Introducing the New Heavy Weight Champion

Before this book was published, I considered "Pattern Recognition", by Theordoridis to be the best text for learning pattern recognition and classification. Although Theordoridis' book has some difficulties (not enough concrete exercises, ommission of structural methods, and not enough material on Bayesian Networks and HMMs), it seemed significantly better than previous texts. However, not only does Duda, Hart, and Stork's book succeed in those areas where the former fails, but it also has other strengths that the former book does not have: better illustrations, boxed formulas and algorithms, and highlighted defintions. Although somewhat superficial, these improvements mark the fact that pattern recognition is now considered a mainstream subject, and thus requires a mainstream text that keeps the integrity and rigor of the subject matter, while simultaneously making it more accessible to the average engineer. The new champ, however, does not come without it's own shortcomings. For example, I believe the last 3 chapters of Theodoridis' book should be read by anyone who wants a deeper understanding of clustering techniques for unsupervised learning. Moreover, this book fails to acknowledge the brilliant work done in computational learning by Vapnik and Chervonenkis, which reveals the authors' bias towards practice over theory. I believe it deserves more than passing mention in the historical notes section of unsupervised learning.

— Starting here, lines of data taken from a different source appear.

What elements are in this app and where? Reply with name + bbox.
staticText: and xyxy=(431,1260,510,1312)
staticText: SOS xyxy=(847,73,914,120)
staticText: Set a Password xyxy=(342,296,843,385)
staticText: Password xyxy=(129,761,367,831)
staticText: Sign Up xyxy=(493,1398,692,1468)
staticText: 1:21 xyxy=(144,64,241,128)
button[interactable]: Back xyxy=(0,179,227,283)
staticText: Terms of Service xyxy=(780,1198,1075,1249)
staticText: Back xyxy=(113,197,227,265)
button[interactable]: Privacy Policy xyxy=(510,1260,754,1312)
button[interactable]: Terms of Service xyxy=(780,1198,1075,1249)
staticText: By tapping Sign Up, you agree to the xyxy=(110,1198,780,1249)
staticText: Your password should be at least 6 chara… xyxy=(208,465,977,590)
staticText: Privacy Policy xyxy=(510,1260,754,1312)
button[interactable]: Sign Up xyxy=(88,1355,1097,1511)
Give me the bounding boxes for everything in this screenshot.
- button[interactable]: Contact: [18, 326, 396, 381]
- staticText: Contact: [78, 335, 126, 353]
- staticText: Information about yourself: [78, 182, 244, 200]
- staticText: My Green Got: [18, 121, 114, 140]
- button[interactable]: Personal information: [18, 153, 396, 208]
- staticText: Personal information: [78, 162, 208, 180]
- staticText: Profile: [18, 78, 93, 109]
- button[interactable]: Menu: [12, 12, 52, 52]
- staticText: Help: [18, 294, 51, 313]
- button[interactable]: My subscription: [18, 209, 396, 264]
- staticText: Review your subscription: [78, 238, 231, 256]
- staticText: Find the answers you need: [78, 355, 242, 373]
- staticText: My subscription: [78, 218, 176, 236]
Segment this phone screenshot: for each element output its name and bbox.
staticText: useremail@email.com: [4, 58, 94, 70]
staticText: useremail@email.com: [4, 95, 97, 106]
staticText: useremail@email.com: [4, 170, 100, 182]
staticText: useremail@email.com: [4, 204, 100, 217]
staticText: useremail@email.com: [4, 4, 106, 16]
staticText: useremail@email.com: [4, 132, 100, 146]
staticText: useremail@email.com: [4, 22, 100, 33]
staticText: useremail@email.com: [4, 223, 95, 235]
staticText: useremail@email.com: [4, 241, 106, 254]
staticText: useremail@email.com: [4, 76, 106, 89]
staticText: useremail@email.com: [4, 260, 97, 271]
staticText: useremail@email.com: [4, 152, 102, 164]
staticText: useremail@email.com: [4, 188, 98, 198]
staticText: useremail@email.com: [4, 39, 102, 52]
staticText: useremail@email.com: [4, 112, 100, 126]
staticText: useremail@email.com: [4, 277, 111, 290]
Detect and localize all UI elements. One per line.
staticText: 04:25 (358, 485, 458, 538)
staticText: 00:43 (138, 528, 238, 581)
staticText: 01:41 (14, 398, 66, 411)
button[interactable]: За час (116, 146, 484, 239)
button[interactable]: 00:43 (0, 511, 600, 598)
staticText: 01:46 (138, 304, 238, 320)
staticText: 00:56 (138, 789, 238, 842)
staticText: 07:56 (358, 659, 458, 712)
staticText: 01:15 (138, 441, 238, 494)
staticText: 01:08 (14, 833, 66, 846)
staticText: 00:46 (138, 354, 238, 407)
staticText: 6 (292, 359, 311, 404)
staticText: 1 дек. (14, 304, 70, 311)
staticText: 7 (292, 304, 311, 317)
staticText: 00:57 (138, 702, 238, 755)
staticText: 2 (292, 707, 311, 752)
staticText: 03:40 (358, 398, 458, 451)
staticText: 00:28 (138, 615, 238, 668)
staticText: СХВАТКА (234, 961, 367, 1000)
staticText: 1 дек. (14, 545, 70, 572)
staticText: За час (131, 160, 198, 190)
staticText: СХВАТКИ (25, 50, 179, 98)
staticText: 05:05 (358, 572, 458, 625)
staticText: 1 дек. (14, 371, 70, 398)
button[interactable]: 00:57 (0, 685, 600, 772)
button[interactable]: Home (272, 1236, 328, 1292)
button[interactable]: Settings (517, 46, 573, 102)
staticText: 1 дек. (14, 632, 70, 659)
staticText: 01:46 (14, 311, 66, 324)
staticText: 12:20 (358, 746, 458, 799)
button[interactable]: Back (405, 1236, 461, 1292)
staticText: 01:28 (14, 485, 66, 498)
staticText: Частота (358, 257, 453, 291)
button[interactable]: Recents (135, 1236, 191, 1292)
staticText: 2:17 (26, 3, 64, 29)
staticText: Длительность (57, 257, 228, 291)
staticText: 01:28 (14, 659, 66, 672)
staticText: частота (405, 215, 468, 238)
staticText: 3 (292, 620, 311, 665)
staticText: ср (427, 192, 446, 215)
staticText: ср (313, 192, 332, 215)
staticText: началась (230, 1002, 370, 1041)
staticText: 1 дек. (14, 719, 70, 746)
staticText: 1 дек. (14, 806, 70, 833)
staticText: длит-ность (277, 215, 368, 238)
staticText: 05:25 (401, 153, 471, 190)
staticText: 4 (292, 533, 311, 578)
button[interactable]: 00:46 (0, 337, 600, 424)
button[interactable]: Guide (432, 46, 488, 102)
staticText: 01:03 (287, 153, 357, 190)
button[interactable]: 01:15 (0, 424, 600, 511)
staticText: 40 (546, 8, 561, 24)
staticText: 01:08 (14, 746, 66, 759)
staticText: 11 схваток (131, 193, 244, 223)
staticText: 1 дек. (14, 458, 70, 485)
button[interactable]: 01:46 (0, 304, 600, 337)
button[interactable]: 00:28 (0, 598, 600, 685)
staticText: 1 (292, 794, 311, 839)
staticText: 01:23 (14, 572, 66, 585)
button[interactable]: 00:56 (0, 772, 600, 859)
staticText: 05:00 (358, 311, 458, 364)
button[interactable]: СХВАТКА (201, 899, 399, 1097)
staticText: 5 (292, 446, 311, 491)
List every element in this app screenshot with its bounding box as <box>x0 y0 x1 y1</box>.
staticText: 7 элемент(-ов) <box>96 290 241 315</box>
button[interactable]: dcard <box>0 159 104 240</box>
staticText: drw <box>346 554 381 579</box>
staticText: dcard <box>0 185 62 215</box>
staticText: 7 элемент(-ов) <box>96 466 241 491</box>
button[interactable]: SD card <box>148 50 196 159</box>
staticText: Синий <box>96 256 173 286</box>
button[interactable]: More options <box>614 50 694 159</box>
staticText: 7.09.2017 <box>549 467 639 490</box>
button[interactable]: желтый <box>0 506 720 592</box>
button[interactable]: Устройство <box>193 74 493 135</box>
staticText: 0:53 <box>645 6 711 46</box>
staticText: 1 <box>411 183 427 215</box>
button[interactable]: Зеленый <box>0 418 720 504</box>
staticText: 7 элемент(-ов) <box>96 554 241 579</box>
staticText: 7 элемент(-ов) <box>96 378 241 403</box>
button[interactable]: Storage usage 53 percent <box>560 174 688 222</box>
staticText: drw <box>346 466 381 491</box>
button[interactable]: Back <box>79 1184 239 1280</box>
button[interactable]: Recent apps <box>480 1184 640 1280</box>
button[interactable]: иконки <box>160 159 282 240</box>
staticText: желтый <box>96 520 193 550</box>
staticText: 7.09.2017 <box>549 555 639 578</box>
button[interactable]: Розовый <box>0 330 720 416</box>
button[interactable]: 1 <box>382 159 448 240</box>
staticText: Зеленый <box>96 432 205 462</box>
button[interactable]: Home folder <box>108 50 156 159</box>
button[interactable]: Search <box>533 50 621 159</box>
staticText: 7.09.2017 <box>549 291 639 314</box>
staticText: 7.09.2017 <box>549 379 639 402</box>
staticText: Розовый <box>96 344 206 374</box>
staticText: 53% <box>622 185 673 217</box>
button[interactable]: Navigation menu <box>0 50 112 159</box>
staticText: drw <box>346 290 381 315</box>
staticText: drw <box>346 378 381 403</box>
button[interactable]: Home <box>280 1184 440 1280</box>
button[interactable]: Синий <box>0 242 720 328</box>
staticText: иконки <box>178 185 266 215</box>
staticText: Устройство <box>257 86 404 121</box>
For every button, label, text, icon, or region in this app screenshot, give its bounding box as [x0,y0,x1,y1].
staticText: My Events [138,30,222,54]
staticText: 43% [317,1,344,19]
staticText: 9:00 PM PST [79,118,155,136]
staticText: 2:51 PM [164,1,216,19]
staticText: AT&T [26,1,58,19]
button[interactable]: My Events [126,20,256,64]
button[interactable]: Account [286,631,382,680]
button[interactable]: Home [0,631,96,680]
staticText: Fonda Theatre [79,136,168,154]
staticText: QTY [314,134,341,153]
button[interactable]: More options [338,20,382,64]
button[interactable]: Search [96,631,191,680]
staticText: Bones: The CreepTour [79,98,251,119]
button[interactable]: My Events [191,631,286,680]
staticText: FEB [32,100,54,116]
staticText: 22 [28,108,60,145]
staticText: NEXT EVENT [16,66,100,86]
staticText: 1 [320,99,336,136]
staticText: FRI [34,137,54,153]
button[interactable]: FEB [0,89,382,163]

Pattern Classification by Duda et al.--2nd Edition

The 1973 edition of Pattern Classification by Richard Duda and Peter Hart is one of the most cited books in the fields of image processing, machine vision, and classification. It contains perhaps the clearest, most comprehensible descriptions of statistical inference ever written. Though intended for the image processing audience, it is general in its approach, and is broader in coverage than other contemporary books like the redoubtable Van Trees (1969). The section on Bayesian Learning anticipates the EM algorithm which appeared a few years later (Dempster, et al. 1977) and their description of Parzen windows for density estimation is more often cited than Parzen's own papers. The appearance of the 2000 2nd edition led this writer to wonder if D & H could repeat with an offering as good as their first. In particular, would D & H have kept up with the considerable growth in methodology in the 1990s? Well, they have! With the addition of David Stork as third author, the second addition re-presents the basic theory, illustrated with some beautiful and complex figures, and knits it neatly with an exposition of neural networks, stochastic methods for posterior determination, nonmetric classification (tree search and string parsing), and clustering. Chapter 9 is a particularly interesting review of the recent machine learning research making the point that, absent knowledge of a problem's specific domain, no one classifier is better that any other. This chapter also reviews solutions to the problem of training on too-small samples including the Jackknife and bootstrap methods, and newer bagging and boosting algorithms popular in data mining applications. Each chapter is well-designed, with a summary, many exercises (including computer exercises), and references to the literature (typically 50-100) including many recent references. This book is designed for an upper-level undergraduate/graduate audience. It doesn't assume a knowledge of statistics, but requires some familiarity with methods from calculus, real analysis, and linear algebra. The first edition was a particularly important element in this writer's education; the second edition is certain to find a similar place in the working and intellectual lives of many new readers.